As we reported late last year, over 50,000 people per year are arrested in the New York City area for pot possession. Despite some efforts by politicians and drug policy groups to curb arrests on such drug charges when there is a lack of evidence, arrests for marijuana possession actually rose slightly last year, from about 50,400 to 50,700.
More people are arrested by the NYPD for pot possession than for any other crime. Those arrests account for nearly one in seven total arrests. The arrests have increased dramatically over the last several years. For example, reports Fox News, 227,000 people were arrested in the last five years. That's the rough equivalent of the number arrested between 1978 and 2001 combined.
According to a law dating back to 1977, small amounts of marijuana must be in clear view to merit an arrest.
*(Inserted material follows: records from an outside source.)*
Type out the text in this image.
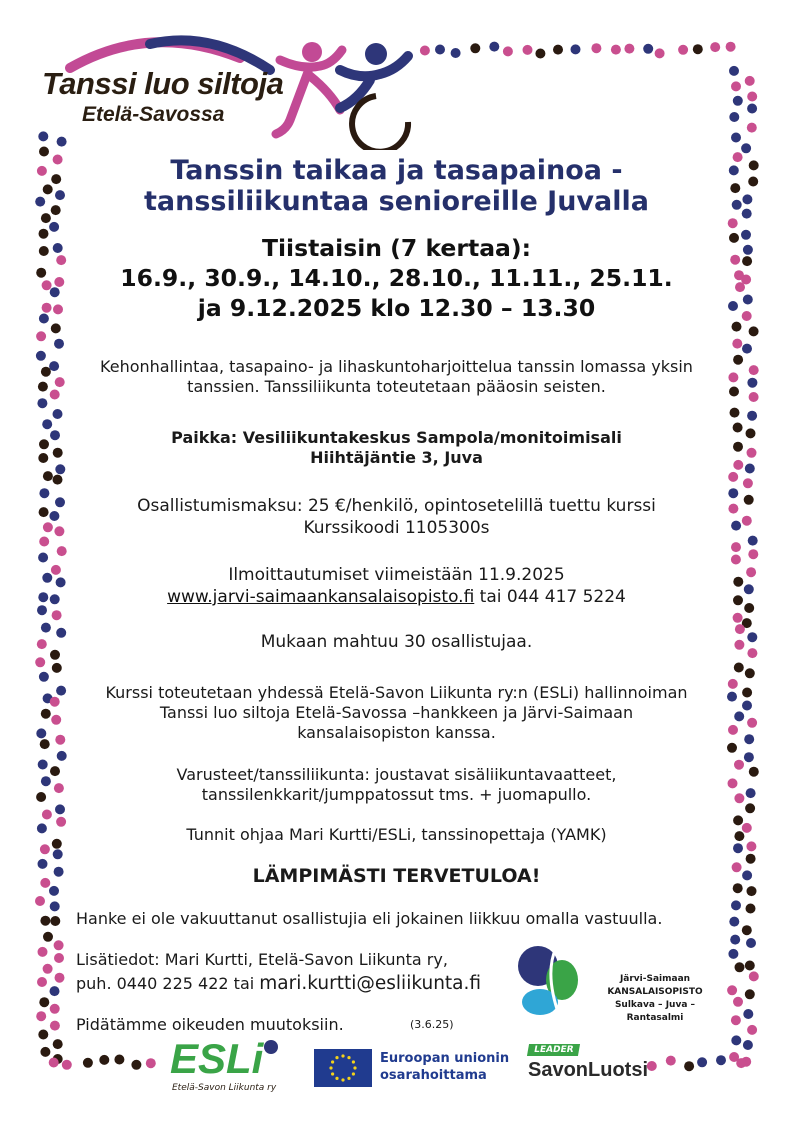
Tanssi luo siltoja
Etelä-Savossa
Tanssin taikaa ja tasapainoa -
tanssiliikuntaa senioreille Juvalla
Tiistaisin (7 kertaa):
16.9., 30.9., 14.10., 28.10., 11.11., 25.11.
ja 9.12.2025 klo 12.30 – 13.30
Kehonhallintaa, tasapaino- ja lihaskuntoharjoittelua tanssin lomassa yksin
tanssien. Tanssiliikunta toteutetaan pääosin seisten.
Paikka: Vesiliikuntakeskus Sampola/monitoimisali
Hiihtäjäntie 3, Juva
Osallistumismaksu: 25 €/henkilö, opintosetelillä tuettu kurssi
Kurssikoodi 1105300s
Ilmoittautumiset viimeistään 11.9.2025
www.jarvi-saimaankansalaisopisto.fi tai 044 417 5224
Mukaan mahtuu 30 osallistujaa.
Kurssi toteutetaan yhdessä Etelä-Savon Liikunta ry:n (ESLi) hallinnoiman
Tanssi luo siltoja Etelä-Savossa –hankkeen ja Järvi-Saimaan
kansalaisopiston kanssa.
Varusteet/tanssiliikunta: joustavat sisäliikuntavaatteet,
tanssilenkkarit/jumppatossut tms. + juomapullo.
Tunnit ohjaa Mari Kurtti/ESLi, tanssinopettaja (YAMK)
LÄMPIMÄSTI TERVETULOA!
Hanke ei ole vakuuttanut osallistujia eli jokainen liikkuu omalla vastuulla.
Lisätiedot: Mari Kurtti, Etelä-Savon Liikunta ry,
puh. 0440 225 422 tai mari.kurtti@esliikunta.fi
Pidätämme oikeuden muutoksiin.	(3.6.25)
Järvi-Saimaan
KANSALAISOPISTO
Sulkava – Juva – Rantasalmi
ESLi
Etelä-Savon Liikunta ry
Euroopan unionin
osarahoittama
LEADER
SavonLuotsi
But many have complained that police are arresting people when they find marijuana in people's pockets after frisking them.
As a result of the continued criticism, the police commissioner last September issued a reminder to officers that they cannot arrest people if the marijuana "was disclosed to public view at an officer's direction," according to Fox News.
It's likely that the number of arrests will drop when this year's data is ultimately released. In the last weeks of the year after the commissioner's reminder, marijuana arrests fell 13 percent when compared to the year before. However, advocates are saying that people continue to be arrested even when pot is not in public view. Such violations should only result in a ticket, not an arrest.